Lo scopo di questo studio era di valutare l'avvenimento di trombosi venosa profonda (DVT) e trombosi superficiale della vena (SVT) e la sua profilassi con un anti-edema orale e un agente antitrombotico (Pycnogenol, Horphag, gestione di ricerca SA, Ginevra, Svizzera) nei voli della lunga distanza, negli oggetti al moderato - - livello - rischio di DVT e di SVT. Oggetti preselezionati pre-inclusi di studio i 244; 211 erano inclusi (33 si sono esclusi per parecchie ragioni dovuto i problemi logistici) e 198 hanno terminato lo studio; 13 oggetti sono stati persi per seguito alla conclusione del volo, tutto per i problemi non sanitari (cioè, per i collegamenti difficili). Tutti gli oggetti sono stati esplorati in 90 minuti prima del volo ed in 2 ore dopo lo sbarco. Gli oggetti sono stati completati con 100 mg Pycnogenol per capsula. Gli oggetti del trattamento hanno ricevuto due capsule fra 2 e 3 ore prima dei voli con 250 ml di acqua; due capsule sono state prese 6 ore più successivamente con 250 ml di acqua e di una capsula il giorno successivo.

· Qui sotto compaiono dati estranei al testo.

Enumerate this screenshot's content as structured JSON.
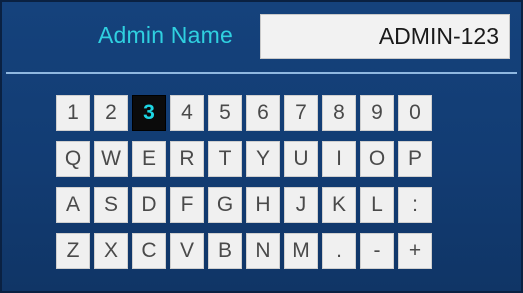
{
  "header": {
    "title": "Admin Name",
    "name_value": "ADMIN-123"
  },
  "keyboard": {
    "selected_key": "3",
    "rows": [
      [
        "1",
        "2",
        "3",
        "4",
        "5",
        "6",
        "7",
        "8",
        "9",
        "0"
      ],
      [
        "Q",
        "W",
        "E",
        "R",
        "T",
        "Y",
        "U",
        "I",
        "O",
        "P"
      ],
      [
        "A",
        "S",
        "D",
        "F",
        "G",
        "H",
        "J",
        "K",
        "L",
        ":"
      ],
      [
        "Z",
        "X",
        "C",
        "V",
        "B",
        "N",
        "M",
        ".",
        "-",
        "+"
      ]
    ]
  },
  "colors": {
    "background": "#15427c",
    "title": "#2fd0e0",
    "selected_key_bg": "#0b0b0b",
    "selected_key_text": "#1dd6e3",
    "key_bg": "#f0f0f0"
  }
}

Il gruppo di controllo ha ricevuto il placebo comparabile a stessi intervalli. La durata di volo era in media ore e 15 minuti (minuto) di deviazione standard 55 (gamma, 7.45-12.33). Nel gruppo di controllo c'erano cinque eventi trombotici (un DVT e quattro trombosi superficiali) mentre soltanto nonthrombotic, le flebite localizzate sono state osservate nel gruppo di Pycnogenol (5,15% contro nessun eventi; p<0.025). L'analisi di ITT (intenzione di trattare) individua 13 guasti nel gruppo di controllo (otto persi per continuare + cinque eventi trombotici) di 105 oggetti (12,4%) contro cinque guasti (4,7%; tutti hanno perso, nessun eventi trombotici) nel gruppo del trattamento (p<0.025). Nessun effetto indesiderato è stato osservato. In conclusione, questo studio indica che il trattamento di Pycnogenol era efficace nel fare diminuire il numero degli eventi trombotici (DVT e SVT) negli oggetti medi a elevati di rischio, durante i voli della lunga distanza.